News of projects – HCE – Hierarchical Cluster Engine

Stable release 1.5.1 (2016-01-04)

Change-log:

Release 1.5.1 (2016-01-04). This version contains a lot of significant additions of all compounds and modules including the hce-node network transport itself and the DC and the DTM services. Also many productivity optimizations and improvements of a parallel computations and several profiling tools added as well as a structural refactoring of source code covers more than 50% of modules and algorithms.

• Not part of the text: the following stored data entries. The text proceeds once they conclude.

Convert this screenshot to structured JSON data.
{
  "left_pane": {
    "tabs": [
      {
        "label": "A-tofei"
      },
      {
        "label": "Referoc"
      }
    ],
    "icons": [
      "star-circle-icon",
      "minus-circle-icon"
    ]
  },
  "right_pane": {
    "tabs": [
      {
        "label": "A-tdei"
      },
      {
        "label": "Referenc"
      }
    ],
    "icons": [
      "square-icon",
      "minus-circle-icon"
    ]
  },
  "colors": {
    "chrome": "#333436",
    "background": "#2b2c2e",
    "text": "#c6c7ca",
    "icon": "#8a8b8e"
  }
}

Core transport infrastructure application hce-node:
- Added the notification connections restore command support.
- Added the DRCE temporary directory by node ini file specification support.
- Improved resources usage balancing modes with extension of the random algorithm to prevent skew in case of similar load level per several host.
- Fixed several bugs of DRCE functional object process tasks management and notifications.
Updated “Distributed Crawler” (DC) service:
- Added the support of the dynamic fetcher based on the Selenium and Google Chrome.
- Added the support of the multi-item TEMPLATE scraping algorithm especially for the product and search results pages including the smart correspondence correction of fields values per item.
- Added support of the csspath expressions for the rules of the TEMPLATE scraping.
- Added the support of the common metrics calculation for all scraping/processing algorithms; basic metrics like number of bytes, characters, words and so on can be used to chose best result in case of several detection and extraction algorithms applied sequentially.
- Added the support of page chains joining and multi-paged articles as well.
- Added several new types of information tags to detect for the TEMPLATE scraping algorithm.
- Added the support of the several additional properties for the TEMPLATE algorithm rules definition including the regular expression, join delimiter, join modes, mandatory, typification and formatting.
- Added the support of extended definitions of the xpath for the scrapy extractor for the NEWS SCRAPING algorithm.
- Added the support of the rotated proxy configurable per project, domain name and so on…
- Added the support of iterative usage of the fetcher (static then possible dynamic) and auto fetcher type as well.
- Added extended statistical data tracking for crawling and scraping.
- Added the extended root URLs logic including different algorithms of the variation of the root URLs and schema macro support.
- Improved the TEMPLATE scraping with the support of the multi-template sequential algorithm.
- Improved the URL’s schema validation, canonization and generation algorithms.
- Improved the smart crawling algorithms with minimization of requests frequency from one host to prevent site-server overload.
- Improved the crawling algorithm detection of page changes using the HEAD HTTP request and Last-Modified.
- Improved the support of the RSS sources for NEWS scraping, RDF and RSS2 fixed.
- Improved the support of iterative crawling especially for the real-time requests and parallel batching.
- Improved the support of the request depth for real-time request crawling, including the possibility to collect links and crawl several levels of site’s pages.
- Improved the text extraction algorithm to support DOM hierarchy recursive scanning algorithm with detection of the paragraph-markup and configurable replacements to get well formatted text.
- Improved the configurable robots.txt support.
- Improved internal API for several commands, including the URL_CONTENT, URL_DELETE, URL_UPDATE – extended with support of the raw HTML and processed content manipulations, co-related data like HTTP headers, lists of objects manipulations, selection criterion and so on…
- Improved external API, including the HTTP web gateway limitations and request structure validations.
- Improved the DB storage API and operations support.
- Improved the date detection and validation algorithm for all scraping types.
- Improved images detection and best image selection for the NEWS scraping algorithm.
- Improved the NEWS scraping type sequential algorithm including the metrics and value extraction.
- Improved configuration and customization of the crawling and scraping to get maximum flexibility per request, project and so on.
- Improved the filters set include regular expression support, several additional steps and stages support.
- Improved an algorithms of the content unique crc calculation including usage of the soundex and snowball stemming.
- Documentation updates and fixes.
Updated “Distributed Tasks Manager” DTM application:
- Migrated from the sqlite db backend to the MySQL.
- Added the support of the different balancing types for different tasks types.
- Improved the cli API with support of the tasks list and states.
- Fixed several bugs of tasks management and API.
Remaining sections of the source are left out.